2.15. De rechtsklacht, die inhoudt dat het hof dit niet had mogen beslissen zonder onderbouwing in een deskundigenrapport, faalt. Ten aanzien van element (a), de hoogte van de kosten, omgeslagen per vierkante meter, heeft het hof zich laten voorlichten door de deskundigen. Ten aanzien van element (b), de grootte van de kans, miskent de klacht dat de rechter degene is die in de onteigeningsprocedure de schade begroot. Het hof is binnen de grenzen van deze bevoegdheid gebleven. De veronderstelling van het hof, dat een redelijk handelende koper en verkoper in de veronderstelde situatie het niet zouden hebben laten aankomen op een onderzoek naar ernst en omvang van de aanwezige verontreiniging, maar de kans op door de koper te maken kosten voor een bodemsanering schattenderwijs zouden hebben verdisconteerd in de hoogte van de koopprijs bij de onderstelde koop, berust op een waardering van de feiten die voorbehouden is aan de feitenrechter. De redengeving is overigens niet onbegrijpelijk. Het cassatiemiddel stelt niet de vraag aan de orde of de verwijzing in het arrest van de Hoge Raad van 30 juni 2006 het hof ruimte liet om de redelijk handelende verkoper en koper niet alleen bekend te veronderstellen met de verontreiniging, maar ook bekend te veronderstellen met de aard, ernst en omvang van de verontreiniging en met de kosten van sanering.

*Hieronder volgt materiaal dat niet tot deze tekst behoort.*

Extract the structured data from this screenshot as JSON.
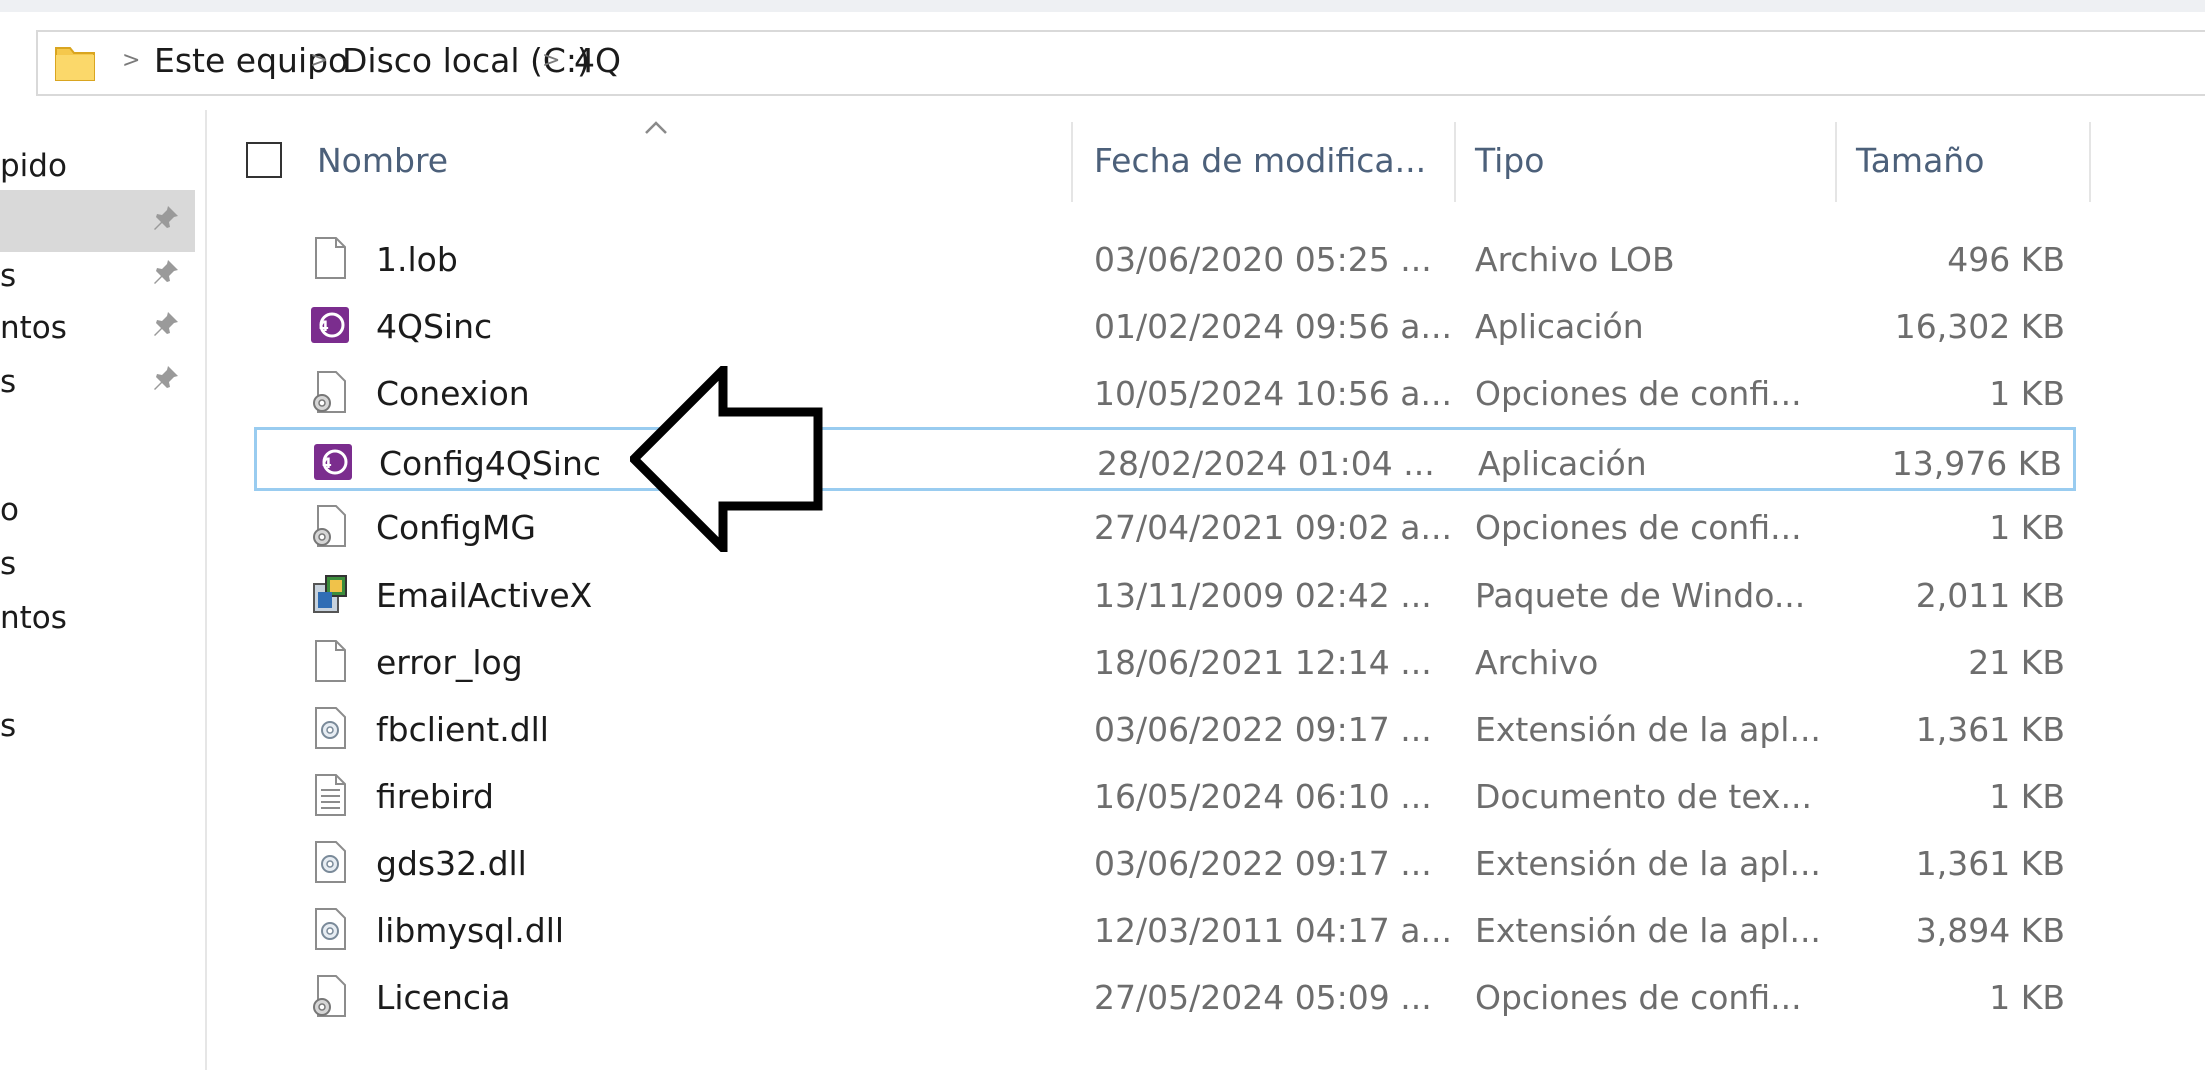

2.16. Het tweede middel is voorwaardelijk voorgesteld(13) en behoeft geen bespreking.
3. Conclusie
De conclusie strekt tot verwerping van het beroep.

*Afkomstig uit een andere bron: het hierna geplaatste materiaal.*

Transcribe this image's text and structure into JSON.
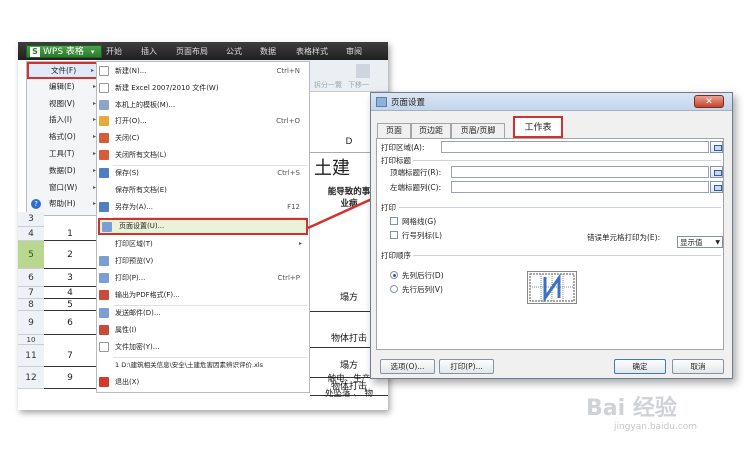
{
  "app": {
    "brand": "WPS 表格",
    "ribbon_tabs": [
      "开始",
      "插入",
      "页面布局",
      "公式",
      "数据",
      "表格样式",
      "审阅"
    ],
    "ribbon_faint": [
      "拆分一覽",
      "下移一"
    ]
  },
  "file_menu": {
    "items": [
      {
        "label": "文件(F)",
        "arrow": "▸"
      },
      {
        "label": "编辑(E)",
        "arrow": "▸"
      },
      {
        "label": "视图(V)",
        "arrow": "▸"
      },
      {
        "label": "插入(I)",
        "arrow": "▸"
      },
      {
        "label": "格式(O)",
        "arrow": "▸"
      },
      {
        "label": "工具(T)",
        "arrow": "▸"
      },
      {
        "label": "数据(D)",
        "arrow": "▸"
      },
      {
        "label": "窗口(W)",
        "arrow": "▸"
      },
      {
        "label": "帮助(H)",
        "arrow": "▸"
      }
    ]
  },
  "submenu": {
    "items": [
      {
        "label": "新建(N)...",
        "shortcut": "Ctrl+N",
        "icon_color": "#ffffff"
      },
      {
        "label": "新建 Excel 2007/2010 文件(W)",
        "shortcut": "",
        "icon_color": "#ffffff"
      },
      {
        "label": "本机上的模板(M)...",
        "shortcut": "",
        "icon_color": "#8aa6c8"
      },
      {
        "label": "打开(O)...",
        "shortcut": "Ctrl+O",
        "icon_color": "#e6a93a"
      },
      {
        "label": "关闭(C)",
        "shortcut": "",
        "icon_color": "#d85b3b"
      },
      {
        "label": "关闭所有文档(L)",
        "shortcut": "",
        "icon_color": "#d85b3b"
      },
      {
        "label": "保存(S)",
        "shortcut": "Ctrl+S",
        "icon_color": "#4f7fc0"
      },
      {
        "label": "保存所有文档(E)",
        "shortcut": "",
        "icon_color": "#ffffff"
      },
      {
        "label": "另存为(A)...",
        "shortcut": "F12",
        "icon_color": "#4f7fc0"
      },
      {
        "label": "页面设置(U)...",
        "shortcut": "",
        "icon_color": "#7a9fd4"
      },
      {
        "label": "打印区域(T)",
        "shortcut": "▸",
        "icon_color": "#ffffff"
      },
      {
        "label": "打印预览(V)",
        "shortcut": "",
        "icon_color": "#7a9fd4"
      },
      {
        "label": "打印(P)...",
        "shortcut": "Ctrl+P",
        "icon_color": "#7a9fd4"
      },
      {
        "label": "输出为PDF格式(F)...",
        "shortcut": "",
        "icon_color": "#c94a3a"
      },
      {
        "label": "发送邮件(D)...",
        "shortcut": "",
        "icon_color": "#7a9fd4"
      },
      {
        "label": "属性(I)",
        "shortcut": "",
        "icon_color": "#c94a3a"
      },
      {
        "label": "文件加密(Y)...",
        "shortcut": "",
        "icon_color": "#ffffff"
      },
      {
        "label": "1 D:\\建筑相关信息\\安全\\土建危害因素辨识评价.xls",
        "shortcut": "",
        "icon_color": "#ffffff"
      },
      {
        "label": "退出(X)",
        "shortcut": "",
        "icon_color": "#d23a2a"
      }
    ]
  },
  "sheet": {
    "column_d": "D",
    "title_fragment": "土建",
    "header_fragment_1": "能导致的事",
    "header_fragment_2": "业病",
    "rows": [
      {
        "num": "3",
        "a": ""
      },
      {
        "num": "4",
        "a": "1"
      },
      {
        "num": "5",
        "a": "2"
      },
      {
        "num": "6",
        "a": "3"
      },
      {
        "num": "7",
        "a": "4"
      },
      {
        "num": "8",
        "a": "5"
      },
      {
        "num": "9",
        "a": "6"
      },
      {
        "num": "10",
        "a": ""
      },
      {
        "num": "11",
        "a": "7"
      },
      {
        "num": "12",
        "a": "9"
      }
    ],
    "right_cells": [
      "塌方",
      "物体打击",
      "塌方",
      "物体打击",
      "触电、生产",
      "处坠落 、 物"
    ]
  },
  "dialog": {
    "title": "页面设置",
    "close_label": "✕",
    "tabs": [
      "页面",
      "页边距",
      "页眉/页脚",
      "工作表"
    ],
    "print_area_label": "打印区域(A):",
    "print_titles_group": "打印标题",
    "top_rows_label": "顶端标题行(R):",
    "left_cols_label": "左端标题列(C):",
    "print_group": "打印",
    "gridlines_label": "网格线(G)",
    "row_col_headings_label": "行号列标(L)",
    "cell_errors_label": "错误单元格打印为(E):",
    "cell_errors_value": "显示值",
    "page_order_group": "打印顺序",
    "down_then_over_label": "先列后行(D)",
    "over_then_down_label": "先行后列(V)",
    "options_button": "选项(O)...",
    "print_button": "打印(P)...",
    "ok_button": "确定",
    "cancel_button": "取消"
  },
  "watermark": {
    "text": "Bai 经验",
    "url": "jingyan.baidu.com"
  },
  "colors": {
    "accent_red": "#d3312f",
    "wps_green": "#3a8f3a",
    "selected_row": "#b9d78f"
  }
}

De Procureur-Generaal bij de
Hoge Raad der Nederlanden,
a. – g.
1 NJ 2007/216 m.nt. P.C.E. van Wijmen; BR 2007/42 m.nt. E. van der Schans.

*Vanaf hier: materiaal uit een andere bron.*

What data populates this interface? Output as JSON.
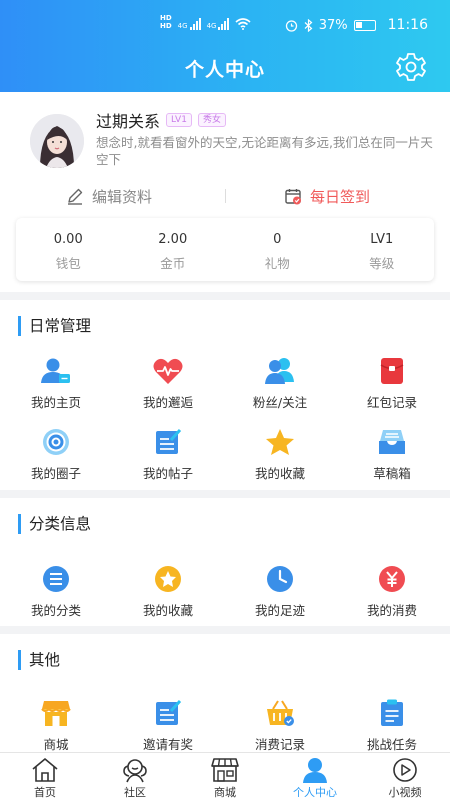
{
  "status_bar": {
    "battery": "37%",
    "time": "11:16",
    "network_tag": "HD",
    "signal_tag": "4G"
  },
  "header": {
    "title": "个人中心",
    "settings_icon": "gear-icon"
  },
  "profile": {
    "name": "过期关系",
    "level_badge": "LV1",
    "gender_badge": "秀女",
    "signature": "想念时,就看看窗外的天空,无论距离有多远,我们总在同一片天空下",
    "edit_label": "编辑资料",
    "checkin_label": "每日签到"
  },
  "stats": [
    {
      "value": "0.00",
      "label": "钱包"
    },
    {
      "value": "2.00",
      "label": "金币"
    },
    {
      "value": "0",
      "label": "礼物"
    },
    {
      "value": "LV1",
      "label": "等级"
    }
  ],
  "sections": {
    "daily": {
      "title": "日常管理",
      "items": [
        {
          "label": "我的主页",
          "icon": "user-card-icon"
        },
        {
          "label": "我的邂逅",
          "icon": "heart-pulse-icon"
        },
        {
          "label": "粉丝/关注",
          "icon": "users-icon"
        },
        {
          "label": "红包记录",
          "icon": "red-packet-icon"
        },
        {
          "label": "我的圈子",
          "icon": "target-icon"
        },
        {
          "label": "我的帖子",
          "icon": "post-icon"
        },
        {
          "label": "我的收藏",
          "icon": "star-icon"
        },
        {
          "label": "草稿箱",
          "icon": "inbox-icon"
        }
      ]
    },
    "category": {
      "title": "分类信息",
      "items": [
        {
          "label": "我的分类",
          "icon": "list-icon"
        },
        {
          "label": "我的收藏",
          "icon": "star-badge-icon"
        },
        {
          "label": "我的足迹",
          "icon": "clock-icon"
        },
        {
          "label": "我的消费",
          "icon": "yen-icon"
        }
      ]
    },
    "other": {
      "title": "其他",
      "items": [
        {
          "label": "商城",
          "icon": "store-icon"
        },
        {
          "label": "邀请有奖",
          "icon": "invite-icon"
        },
        {
          "label": "消费记录",
          "icon": "basket-icon"
        },
        {
          "label": "挑战任务",
          "icon": "clipboard-icon"
        }
      ]
    }
  },
  "tabbar": [
    {
      "label": "首页",
      "icon": "home-icon"
    },
    {
      "label": "社区",
      "icon": "community-icon"
    },
    {
      "label": "商城",
      "icon": "shop-icon"
    },
    {
      "label": "个人中心",
      "icon": "person-icon",
      "active": true
    },
    {
      "label": "小视频",
      "icon": "video-icon"
    }
  ],
  "colors": {
    "accent": "#2e9cf4",
    "checkin": "#f05a5a",
    "header_start": "#2f8ff7",
    "header_end": "#2ec9f0"
  }
}
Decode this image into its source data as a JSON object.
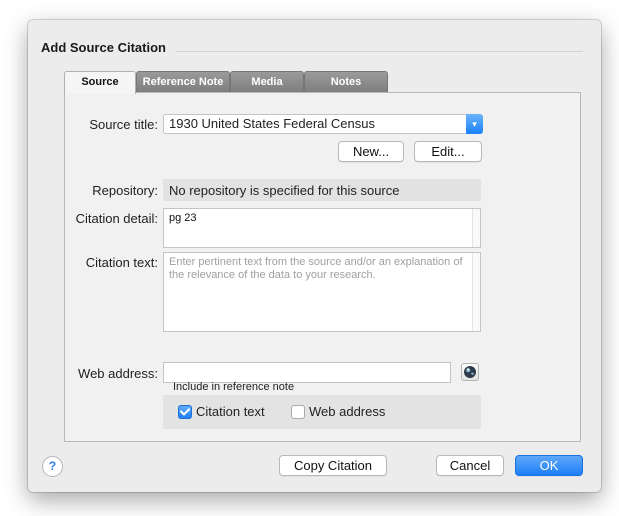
{
  "dialog": {
    "title": "Add Source Citation"
  },
  "tabs": [
    {
      "label": "Source",
      "active": true
    },
    {
      "label": "Reference Note",
      "active": false
    },
    {
      "label": "Media",
      "active": false
    },
    {
      "label": "Notes",
      "active": false
    }
  ],
  "form": {
    "source_title_label": "Source title:",
    "source_title_value": "1930 United States Federal Census",
    "new_button": "New...",
    "edit_button": "Edit...",
    "repository_label": "Repository:",
    "repository_value": "No repository is specified for this source",
    "citation_detail_label": "Citation detail:",
    "citation_detail_value": "pg 23",
    "citation_text_label": "Citation text:",
    "citation_text_placeholder": "Enter pertinent text from the source and/or an explanation of the relevance of the data to your research.",
    "web_address_label": "Web address:",
    "web_address_value": ""
  },
  "include": {
    "title": "Include in reference note",
    "citation_text": {
      "label": "Citation text",
      "checked": true
    },
    "web_address": {
      "label": "Web address",
      "checked": false
    }
  },
  "footer": {
    "help_label": "?",
    "copy_citation": "Copy Citation",
    "cancel": "Cancel",
    "ok": "OK"
  },
  "colors": {
    "accent": "#1d7ff6",
    "dialog_bg": "#ececec",
    "panel_bg": "#f1f1f1"
  },
  "icons": {
    "dropdown": "chevron-down-icon",
    "web": "globe-icon",
    "help": "help-icon"
  }
}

2 Zie ook het tussenarrest van het gerechtshof te s’-Gravenhage van 23 september 2008, onder 1 – 3.
3 Bedoeld zijn [betrokkene 3] en [betrokkene 4], de twee specialisten die door de deskundigen waren ingeschakeld met het oog op de problematiek van de bodemverontreiniging, noot A-G.
4 Zie art. 52 lid 3 Ow en art. 53 lid 1 Ow.
5 Het komt mij niet juist voor, de motiveringsklacht ruimer op te vatten dan zoals zij is gesteld en zoals zij door de wederpartij is begrepen. Zie voor dit laatste: W.D.H. Asser, Civiele cassatie, 2011, blz. 89-90.
6 Zie onder meer: HR 18 december 2009 (LJN: BK1601), NJ 2010/349.
7 Zie laatstelijk, buiten het onteigeningsrecht: HR 9 december 2011, LJN: BT2921, rov. 3.4.5.
8 Zie bijv. HR 14 juni 2002, NJ 2003/150. De eliminatieregel in art. 40c Ow gaat hiervan uit, door een uitzondering op dit beginsel te formuleren.
9 Vgl. rov. 3.6 van HR 3 maart 2006 (LJN: AU5703), NJ 2006/175. Meer in het algemeen: advies van N.J. Polak, Bijlage MvA, Kamerstukken II 1980/81, nr. 7, blz. 19, ad artikel 40b. Voor een geval van schade door bodemverontreiniging in het burgerlijk recht: HR 28 april 2000, NJ 2000/690.
10 In dit verband te verstaan als: vrij van bodemverontreiniging.
11 Cassatiedagvaarding onder 13.
12 Vgl. HR 20 december 2002, NJ 2003/299.